Thursday Island Hospital was situated on the point across from Prince of Wales Island and between the two islands was the main channel for ships going through the Torres Straits.
Quite often you would see large ships and ocean liners sailing through the channel from the front of the hopsital.Thursday Island had a 41 bed general ward which was for surgical, medical, sub acute patients and children and a 16 bed maternity ward. Bamaga was a 16 bed hospital.
Thursday Island had 4 doctors. One was the Medical Superintendent, one did the outer island clinics and the other 2 worked in the hospital.
I can remember one shift we watched a boat pull up onto the rocks at the front of the hospital and one of the fishermen jumped out and proceeded to walk up to the hospital. He had come to the hospital to have a large lure removed from the palm of his hand.
We also had to go out to the outer islands to medivac patients back to Thursday Island Hospital. We had access to a commercial helicopter not the you beaut rescue helicopters that are used today.

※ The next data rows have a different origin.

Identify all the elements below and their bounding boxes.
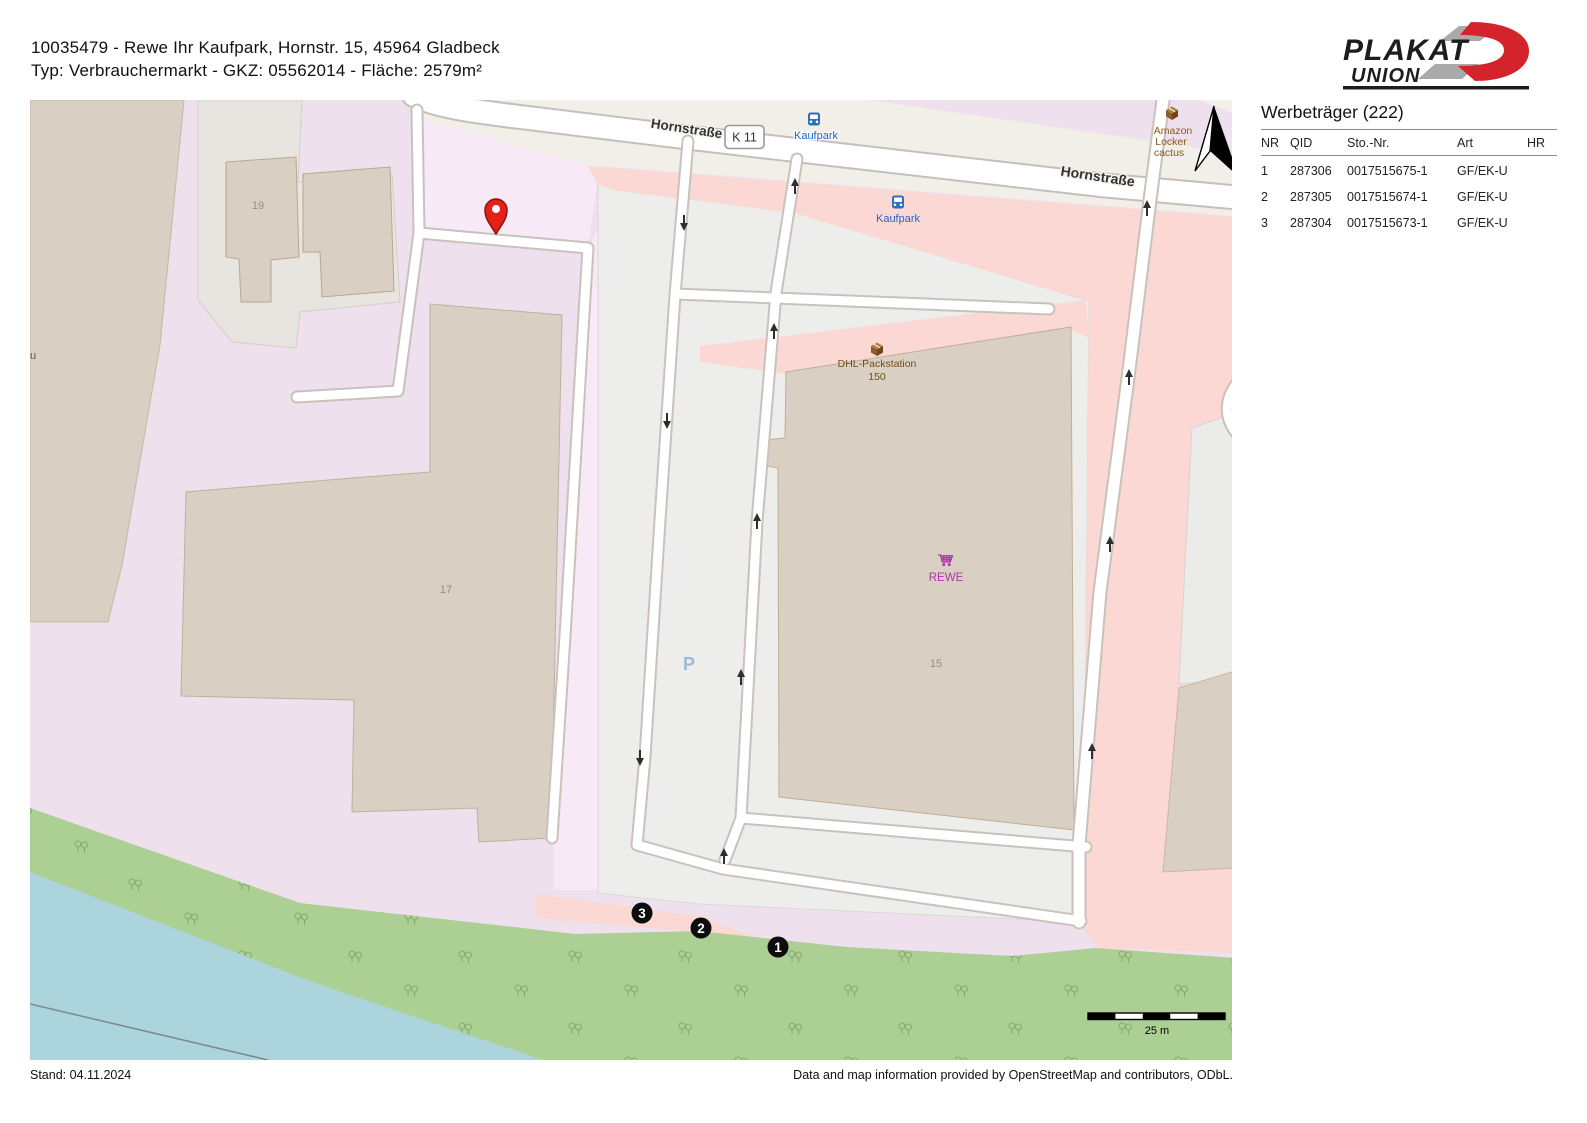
site-marker-1: 1 xyxy=(768,937,789,958)
housenumber: 19 xyxy=(252,200,264,212)
cell-hr xyxy=(1527,182,1557,208)
report-page: 10035479 - Rewe Ihr Kaufpark, Hornstr. 1… xyxy=(0,0,1587,1123)
werbetraeger-panel: Werbeträger (222) NR QID Sto.-Nr. Art HR… xyxy=(1261,102,1557,234)
page-title: 10035479 - Rewe Ihr Kaufpark, Hornstr. 1… xyxy=(31,38,500,58)
logo-text-union: UNION xyxy=(1351,65,1420,87)
cell-qid: 287304 xyxy=(1290,208,1347,234)
col-qid: QID xyxy=(1290,130,1347,156)
col-stonr: Sto.-Nr. xyxy=(1347,130,1457,156)
cell-qid: 287305 xyxy=(1290,182,1347,208)
col-nr: NR xyxy=(1261,130,1290,156)
logo-text-plakat: PLAKAT xyxy=(1343,34,1470,67)
table-row: 2 287305 0017515674-1 GF/EK-U xyxy=(1261,182,1557,208)
col-hr: HR xyxy=(1527,130,1557,156)
cell-stonr: 0017515673-1 xyxy=(1347,208,1457,234)
table-row: 3 287304 0017515673-1 GF/EK-U xyxy=(1261,208,1557,234)
svg-text:K 11: K 11 xyxy=(732,131,757,145)
rewe-label: REWE xyxy=(929,572,964,584)
bus-stop-icon xyxy=(892,196,904,209)
amazon-locker-label: cactus xyxy=(1154,147,1184,159)
bus-stop-label: Kaufpark xyxy=(794,130,839,142)
housenumber: 15 xyxy=(930,658,942,670)
scale-label: 25 m xyxy=(1145,1025,1169,1037)
date-stamp: Stand: 04.11.2024 xyxy=(30,1068,131,1082)
page-subtitle: Typ: Verbrauchermarkt - GKZ: 05562014 - … xyxy=(31,61,482,81)
table-header-row: NR QID Sto.-Nr. Art HR xyxy=(1261,130,1557,156)
cell-stonr: 0017515674-1 xyxy=(1347,182,1457,208)
bus-stop-label: Kaufpark xyxy=(876,213,921,225)
building-15-rewe xyxy=(763,327,1074,830)
col-art: Art xyxy=(1457,130,1527,156)
parking-label: P xyxy=(683,654,695,674)
road-ref-badge: K 11 xyxy=(725,126,764,149)
dhl-packstation-label: 150 xyxy=(868,371,886,383)
cell-nr: 3 xyxy=(1261,208,1290,234)
cell-art: GF/EK-U xyxy=(1457,208,1527,234)
site-marker-2: 2 xyxy=(691,918,712,939)
table-row: 1 287306 0017515675-1 GF/EK-U xyxy=(1261,156,1557,183)
svg-text:3: 3 xyxy=(638,906,646,921)
cell-hr xyxy=(1527,208,1557,234)
cell-qid: 287306 xyxy=(1290,156,1347,183)
cell-nr: 1 xyxy=(1261,156,1290,183)
logo-red-swoosh xyxy=(1458,22,1529,81)
site-marker-3: 3 xyxy=(632,903,653,924)
cell-stonr: 0017515675-1 xyxy=(1347,156,1457,183)
edge-text: u xyxy=(30,350,36,362)
dhl-packstation-label: DHL-Packstation xyxy=(838,358,917,370)
cell-nr: 2 xyxy=(1261,182,1290,208)
cell-hr xyxy=(1527,156,1557,183)
svg-text:1: 1 xyxy=(774,940,782,955)
cell-art: GF/EK-U xyxy=(1457,156,1527,183)
plakat-union-logo: PLAKAT UNION xyxy=(1341,20,1533,92)
attribution-text: Data and map information provided by Ope… xyxy=(650,1068,1233,1082)
bus-stop-icon xyxy=(808,113,820,126)
werbetraeger-table: NR QID Sto.-Nr. Art HR 1 287306 00175156… xyxy=(1261,130,1557,234)
housenumber: 17 xyxy=(440,584,452,596)
logo-underline xyxy=(1343,86,1529,90)
map-canvas: Hornstraße Hornstraße K 11 Kaufpark Kauf… xyxy=(30,100,1232,1060)
cell-art: GF/EK-U xyxy=(1457,182,1527,208)
map-viewport[interactable]: Hornstraße Hornstraße K 11 Kaufpark Kauf… xyxy=(30,100,1232,1060)
svg-text:2: 2 xyxy=(697,921,705,936)
panel-title: Werbeträger (222) xyxy=(1261,102,1557,130)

Bamaga Hospital was supposed to have 1 doctor but when I first went there to work, the previous doctor had left after having had to do an autopsy on a crocodile they thought had eaten a local who had gone to sleep on the banks of the Jardine River. AS there was not a replacement doctor due for sometime,when patients came to the Bamaga Hospital we had to telephone and speak with the Doctor on call at Thursday Island Hospital for advice and treatment. The aiprort at Bamaga did not have lights so if we needed to evacuate a patient out we had to wait until daylight hours so the Royal Flying Doctors plane could land. Another time I had to escort a patient to Thursday Island on a ferry boat. The trip took around 4 hours.
We also used to do our own sterilsing at Bamaga Hospital and the steriliser was so antiquated that it could only be used at certain times of the day or it cause a blackout in town.
It has been many years since I have been to Thursday Island and Bamaga and new hospitals have been built. It was an interesting time and a great learning opportunity both clinically and culturally. If given the opportunity to do remote and rural nursing you will meet many characters and experience things you never thought possible.